Hercisback · 27/11/2021 20:49

@Bellfor I'd love to believe they won't, however anecdotally they definitely still are asking for data. They also want policies and staff sticking to policies.

There are a lot of ofsted myths out there, but the data pressure has come from the push towards accountability. You can only be accountable for something 'measurable' (at least according to most PM targets I've seen).

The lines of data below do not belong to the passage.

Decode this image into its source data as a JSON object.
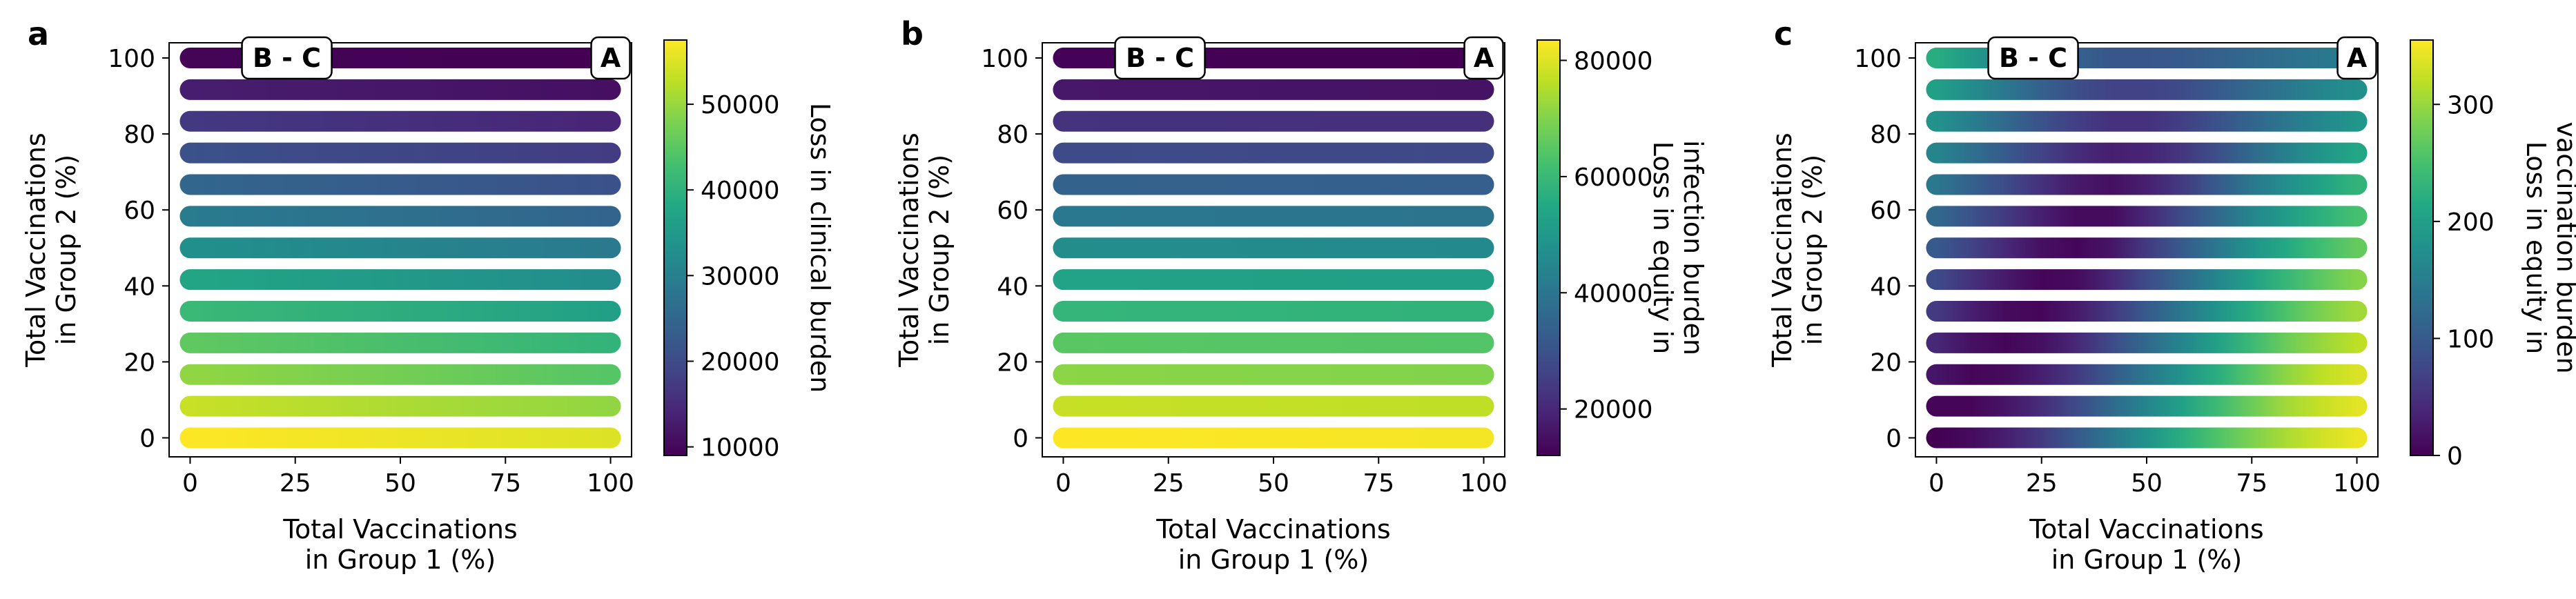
{
  "figure": {
    "panels": [
      "a",
      "b",
      "c"
    ]
  },
  "chart_data": [
    {
      "type": "scatter",
      "panel_label": "a",
      "xlabel": [
        "Total Vaccinations",
        "in Group 1 (%)"
      ],
      "ylabel": [
        "Total Vaccinations",
        "in Group 2 (%)"
      ],
      "xlim": [
        -5,
        105
      ],
      "ylim": [
        -5,
        104
      ],
      "xticks": [
        0,
        25,
        50,
        75,
        100
      ],
      "yticks": [
        0,
        20,
        40,
        60,
        80,
        100
      ],
      "rows_y": [
        0,
        8.33,
        16.67,
        25,
        33.33,
        41.67,
        50,
        58.33,
        66.67,
        75,
        83.33,
        91.67,
        100
      ],
      "x_points": [
        0,
        100
      ],
      "annotations": [
        {
          "text": "B - C",
          "x": 23,
          "y": 100
        },
        {
          "text": "A",
          "x": 100,
          "y": 100
        }
      ],
      "colormap": "viridis",
      "colorbar": {
        "label": [
          "Loss in clinical burden"
        ],
        "range": [
          9000,
          57500
        ],
        "ticks": [
          10000,
          20000,
          30000,
          40000,
          50000
        ],
        "tick_labels": [
          "10000",
          "20000",
          "30000",
          "40000",
          "50000"
        ]
      },
      "values": [
        [
          57500,
          55000
        ],
        [
          53500,
          49500
        ],
        [
          49500,
          44500
        ],
        [
          45500,
          40500
        ],
        [
          41500,
          36500
        ],
        [
          37500,
          32500
        ],
        [
          33000,
          28500
        ],
        [
          29000,
          24500
        ],
        [
          25000,
          21000
        ],
        [
          21000,
          17500
        ],
        [
          17000,
          14000
        ],
        [
          13000,
          11000
        ],
        [
          9500,
          9000
        ]
      ]
    },
    {
      "type": "scatter",
      "panel_label": "b",
      "xlabel": [
        "Total Vaccinations",
        "in Group 1 (%)"
      ],
      "ylabel": [
        "Total Vaccinations",
        "in Group 2 (%)"
      ],
      "xlim": [
        -5,
        105
      ],
      "ylim": [
        -5,
        104
      ],
      "xticks": [
        0,
        25,
        50,
        75,
        100
      ],
      "yticks": [
        0,
        20,
        40,
        60,
        80,
        100
      ],
      "rows_y": [
        0,
        8.33,
        16.67,
        25,
        33.33,
        41.67,
        50,
        58.33,
        66.67,
        75,
        83.33,
        91.67,
        100
      ],
      "x_points": [
        0,
        100
      ],
      "annotations": [
        {
          "text": "B - C",
          "x": 23,
          "y": 100
        },
        {
          "text": "A",
          "x": 100,
          "y": 100
        }
      ],
      "colormap": "viridis",
      "colorbar": {
        "label": [
          "Loss in equity in",
          "infection burden"
        ],
        "range": [
          12000,
          83500
        ],
        "ticks": [
          20000,
          40000,
          60000,
          80000
        ],
        "tick_labels": [
          "20000",
          "40000",
          "60000",
          "80000"
        ]
      },
      "values": [
        [
          83500,
          82500
        ],
        [
          77500,
          76500
        ],
        [
          71000,
          70000
        ],
        [
          65000,
          64000
        ],
        [
          59000,
          58000
        ],
        [
          53000,
          52000
        ],
        [
          46500,
          45500
        ],
        [
          40500,
          39500
        ],
        [
          34500,
          33500
        ],
        [
          28500,
          27500
        ],
        [
          22500,
          21500
        ],
        [
          16500,
          15500
        ],
        [
          12500,
          12000
        ]
      ]
    },
    {
      "type": "scatter",
      "panel_label": "c",
      "xlabel": [
        "Total Vaccinations",
        "in Group 1 (%)"
      ],
      "ylabel": [
        "Total Vaccinations",
        "in Group 2 (%)"
      ],
      "xlim": [
        -5,
        105
      ],
      "ylim": [
        -5,
        104
      ],
      "xticks": [
        0,
        25,
        50,
        75,
        100
      ],
      "yticks": [
        0,
        20,
        40,
        60,
        80,
        100
      ],
      "rows_y": [
        0,
        8.33,
        16.67,
        25,
        33.33,
        41.67,
        50,
        58.33,
        66.67,
        75,
        83.33,
        91.67,
        100
      ],
      "x_points": [
        0,
        8.33,
        16.67,
        25,
        33.33,
        41.67,
        50,
        58.33,
        66.67,
        75,
        83.33,
        91.67,
        100
      ],
      "annotations": [
        {
          "text": "B - C",
          "x": 23,
          "y": 100
        },
        {
          "text": "A",
          "x": 100,
          "y": 100
        }
      ],
      "colormap": "viridis",
      "colorbar": {
        "label": [
          "Loss in equity in",
          "vaccination burden"
        ],
        "range": [
          0,
          355
        ],
        "ticks": [
          0,
          100,
          200,
          300
        ],
        "tick_labels": [
          "0",
          "100",
          "200",
          "300"
        ]
      },
      "values": [
        [
          0,
          10,
          30,
          60,
          100,
          140,
          180,
          220,
          255,
          285,
          310,
          330,
          345
        ],
        [
          5,
          5,
          20,
          45,
          80,
          120,
          160,
          200,
          240,
          275,
          305,
          325,
          340
        ],
        [
          20,
          5,
          10,
          30,
          60,
          100,
          140,
          180,
          220,
          260,
          295,
          320,
          335
        ],
        [
          40,
          15,
          5,
          15,
          40,
          80,
          120,
          160,
          200,
          240,
          275,
          300,
          320
        ],
        [
          60,
          30,
          10,
          5,
          25,
          60,
          100,
          140,
          180,
          220,
          255,
          285,
          305
        ],
        [
          80,
          50,
          25,
          5,
          10,
          40,
          80,
          120,
          160,
          200,
          235,
          265,
          290
        ],
        [
          100,
          70,
          40,
          15,
          5,
          20,
          60,
          100,
          140,
          180,
          215,
          245,
          270
        ],
        [
          120,
          90,
          60,
          30,
          10,
          10,
          40,
          80,
          120,
          160,
          195,
          225,
          250
        ],
        [
          140,
          110,
          80,
          50,
          25,
          15,
          30,
          60,
          100,
          140,
          175,
          205,
          230
        ],
        [
          160,
          130,
          100,
          70,
          45,
          30,
          35,
          55,
          85,
          120,
          155,
          185,
          210
        ],
        [
          180,
          150,
          120,
          90,
          65,
          50,
          50,
          65,
          90,
          115,
          140,
          165,
          185
        ],
        [
          200,
          170,
          140,
          110,
          85,
          70,
          70,
          80,
          100,
          120,
          140,
          160,
          175
        ],
        [
          220,
          190,
          160,
          130,
          110,
          95,
          95,
          100,
          110,
          120,
          130,
          140,
          150
        ]
      ]
    }
  ]
}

OneOfTheGrundys · 27/11/2021 20:51

Yes to each score from each question being typed into a spreadsheet. And a code for how well each student performed in each AO in each question too in our case.
It’s horrible being in such a hated, ridiculed job whose value is constantly derided and questioned. I love teaching and after 20 years won’t move but I’m sad how ok it seems acceptable to have really weirdly polarised views of it. Either ‘it’s easy, leave at 3, yous all moan a lot, loads of holidays etc’ (inaccurate) or ‘omg you must be a saint, teenagers are all feral’ (they’re not, they’re generally really lovely and fun to work with most of the time).
And again, during lockdown I only heard ‘our school provision was crap, couple of worksheets a week, lazy teachers’ or ‘wow my kids’ teachers are awesome, they taught so amazingly, etc’. The latter was lovely to hear of course but I just seem to remember muddling through like the next person during online teaching, doing my own job while prodding my own kids through their lessons. ‘Ok, 10 minute independent work, questions in the chat, then send it to me’ would have me legging it upstairs to pull out the Xbox cable/yell at my own teens/start lunch/dash back to see if anyone needed help/put dogs out for a wee. I did ok. Not great but alright.
Such extreme responses. Little moderation. 🤷🏻‍♀️

Bellfor · 27/11/2021 20:52

[quote Hercisback]@Bellfor I'd love to believe they won't, however anecdotally they definitely still are asking for data. They also want policies and staff sticking to policies.

There are a lot of ofsted myths out there, but the data pressure has come from the push towards accountability. You can only be accountable for something 'measurable' (at least according to most PM targets I've seen).[/quote]

Policies - yes, he had a good, thorough read of all relevant policies. But did not ask to see a single spreadsheet.

Section 8.

Bellfor · 27/11/2021 20:53

However, last ofsted in previous school in 2017 was all about data and evidence.